There isn’t a one-size-fits-all solution to PTSD, and it most likely will not be resolved in a short amount of time. Furthermore, if there are comorbidities involved, it will take longer for the therapist to determine what diagnosis and treatment are appropriate. The type of treatment you or your loved one receives is up to your therapist, but below are some common forms of treatment.
Cognitive Processing Therapy
Cognitive Processing Therapy (CPT) is a specific type of therapy used to help people change the way they view trauma. It has been effective in helping reduce symptoms of PTSD, and many mental health specialists recommend this course of action. It’s thought to be one of the most effective treatments available. Trauma changes the way a person feels about themselves and the world, often causing them to develop an overly negative and hopeless view of things. This type of therapy can help them begin to reprocess the way they think about things.
Prolonged Exposure Therapy
Since avoidance is a symptom of PTSD, therapists will sometimes use a treatment called Prolonged Exposure therapy (PE).
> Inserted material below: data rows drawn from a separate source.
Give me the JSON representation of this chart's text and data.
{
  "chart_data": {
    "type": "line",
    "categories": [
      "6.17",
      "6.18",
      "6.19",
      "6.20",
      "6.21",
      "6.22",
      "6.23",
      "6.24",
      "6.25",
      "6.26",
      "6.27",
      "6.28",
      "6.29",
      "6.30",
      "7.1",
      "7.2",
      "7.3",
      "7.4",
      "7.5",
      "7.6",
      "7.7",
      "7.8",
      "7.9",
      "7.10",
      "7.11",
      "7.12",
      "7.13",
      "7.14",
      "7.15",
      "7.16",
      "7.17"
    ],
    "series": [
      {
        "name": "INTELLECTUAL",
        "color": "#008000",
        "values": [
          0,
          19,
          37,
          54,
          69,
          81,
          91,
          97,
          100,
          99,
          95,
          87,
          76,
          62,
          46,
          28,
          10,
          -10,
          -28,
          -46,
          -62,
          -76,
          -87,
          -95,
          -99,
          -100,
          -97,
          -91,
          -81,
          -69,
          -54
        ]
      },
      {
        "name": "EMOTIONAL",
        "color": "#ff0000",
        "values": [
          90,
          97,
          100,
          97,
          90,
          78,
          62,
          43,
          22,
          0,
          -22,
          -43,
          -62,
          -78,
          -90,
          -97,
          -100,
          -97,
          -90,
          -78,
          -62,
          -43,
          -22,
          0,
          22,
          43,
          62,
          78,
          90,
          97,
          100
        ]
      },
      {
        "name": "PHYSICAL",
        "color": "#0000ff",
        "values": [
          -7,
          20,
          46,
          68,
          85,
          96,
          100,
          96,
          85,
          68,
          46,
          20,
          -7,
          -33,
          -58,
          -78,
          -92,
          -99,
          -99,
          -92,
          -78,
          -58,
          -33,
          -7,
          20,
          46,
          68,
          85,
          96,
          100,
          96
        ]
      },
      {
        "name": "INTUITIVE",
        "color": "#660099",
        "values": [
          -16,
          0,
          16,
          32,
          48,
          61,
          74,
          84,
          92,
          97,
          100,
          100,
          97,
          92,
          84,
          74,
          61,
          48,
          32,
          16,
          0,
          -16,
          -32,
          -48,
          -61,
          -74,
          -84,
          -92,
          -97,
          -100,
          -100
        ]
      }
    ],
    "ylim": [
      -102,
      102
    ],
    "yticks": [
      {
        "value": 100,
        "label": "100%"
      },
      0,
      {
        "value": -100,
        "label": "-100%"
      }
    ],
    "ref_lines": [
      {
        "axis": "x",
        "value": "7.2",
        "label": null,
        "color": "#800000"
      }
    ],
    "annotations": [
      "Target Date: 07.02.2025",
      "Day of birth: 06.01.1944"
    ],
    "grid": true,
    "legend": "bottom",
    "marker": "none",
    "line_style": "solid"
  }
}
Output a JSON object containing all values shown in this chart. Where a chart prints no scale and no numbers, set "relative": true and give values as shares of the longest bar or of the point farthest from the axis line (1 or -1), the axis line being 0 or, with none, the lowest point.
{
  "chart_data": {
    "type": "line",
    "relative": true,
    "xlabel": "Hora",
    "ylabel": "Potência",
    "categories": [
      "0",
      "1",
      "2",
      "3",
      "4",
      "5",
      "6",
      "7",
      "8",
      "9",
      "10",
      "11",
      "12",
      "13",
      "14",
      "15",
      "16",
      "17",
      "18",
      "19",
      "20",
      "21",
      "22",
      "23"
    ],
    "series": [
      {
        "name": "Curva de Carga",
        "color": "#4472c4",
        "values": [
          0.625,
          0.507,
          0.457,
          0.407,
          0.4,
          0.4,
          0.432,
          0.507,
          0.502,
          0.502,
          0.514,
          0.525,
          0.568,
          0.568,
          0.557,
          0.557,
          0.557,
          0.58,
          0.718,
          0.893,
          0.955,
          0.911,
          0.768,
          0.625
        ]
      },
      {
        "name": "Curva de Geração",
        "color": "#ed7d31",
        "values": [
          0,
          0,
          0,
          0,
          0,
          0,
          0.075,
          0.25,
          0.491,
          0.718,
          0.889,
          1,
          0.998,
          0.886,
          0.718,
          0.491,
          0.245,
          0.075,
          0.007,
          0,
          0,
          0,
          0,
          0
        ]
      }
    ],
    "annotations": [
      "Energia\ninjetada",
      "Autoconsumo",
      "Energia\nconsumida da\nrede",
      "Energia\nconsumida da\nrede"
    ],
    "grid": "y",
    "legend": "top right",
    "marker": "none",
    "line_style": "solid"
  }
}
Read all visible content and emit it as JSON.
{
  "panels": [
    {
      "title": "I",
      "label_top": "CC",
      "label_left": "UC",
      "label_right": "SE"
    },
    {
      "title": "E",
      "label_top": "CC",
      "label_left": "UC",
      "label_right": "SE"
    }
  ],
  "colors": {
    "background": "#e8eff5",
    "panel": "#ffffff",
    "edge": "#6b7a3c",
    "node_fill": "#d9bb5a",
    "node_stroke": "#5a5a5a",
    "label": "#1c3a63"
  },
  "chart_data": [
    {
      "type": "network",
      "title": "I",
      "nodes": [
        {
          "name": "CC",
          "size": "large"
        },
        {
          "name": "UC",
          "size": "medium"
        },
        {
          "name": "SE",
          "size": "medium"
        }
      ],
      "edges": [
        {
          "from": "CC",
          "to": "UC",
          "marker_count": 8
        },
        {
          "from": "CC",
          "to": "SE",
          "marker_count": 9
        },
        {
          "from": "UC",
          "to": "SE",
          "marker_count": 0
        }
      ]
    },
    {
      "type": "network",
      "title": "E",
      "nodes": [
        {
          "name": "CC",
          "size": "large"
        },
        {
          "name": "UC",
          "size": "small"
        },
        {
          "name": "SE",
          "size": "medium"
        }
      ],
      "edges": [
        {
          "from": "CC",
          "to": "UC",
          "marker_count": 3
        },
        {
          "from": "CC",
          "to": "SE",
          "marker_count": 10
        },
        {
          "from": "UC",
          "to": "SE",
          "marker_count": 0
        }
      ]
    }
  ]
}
This treatment helps people confront the things they’re avoiding in increments. This type of therapy will induce more anxiety and stress than CPT typically does, so therapists will try to equip their patients with anxiety-reducing coping skills.
Eye Movement Desensitization and Reprocessing
EDMR is a different kind of treatment than talking through traumatic events. Instead, the patient is asked to think about the traumatic event while the therapist directs their eye movement. It’s thought that the eye movement while remembering a traumatic event can help drain the emotion and negative feelings attached to it. This type of therapy is still relatively new and is considered a non-traditional form of therapy.
Medication For PTSD
For some, medication may be helpful in addition to therapy. According to the National Center for PTSD, antidepressants are sometimes effective for treating symptoms of PTSD. These types of medications include SSRIs (selective serotonin reuptake inhibitors) and SNRIs (serotonin-norepinephrine reuptake inhibitors). Your doctor or therapist can help you determine if medication might be right for you.
Treatment for PTSD may not be a cure, as with most mental health disorders total recovery can be difficult or unobtainable. However, many people who receive therapy see a significant and life changing improvement of symptoms. For some, therapy may even lead to a near absolution of symptoms.
If you’re suffering from PTSD or you know someone who is, know that there are people who can help:
- The Substance Abuse and Mental Health Services Administration is available 24/7 by calling 1-800-662-HELP (4357).
- For veterans, the National Center for PTSD is also available by calling 1-800-273-8255 or you can reach online here: https://www.veteranscrisisline.net
Hotlines are a good short-term solution, that should be followed up with therapy work from a trained professional. Build up a support network of people ready and willing to help when symptoms of PTSD become overwhelming. Be patient with yourself (or your loved one) because PTSD is a real disorder that requires time and care to improve.
Remember, setbacks don’t erase all progress. For best results, learn all you can about PTSD, seek professional help, and keep your focus on healing.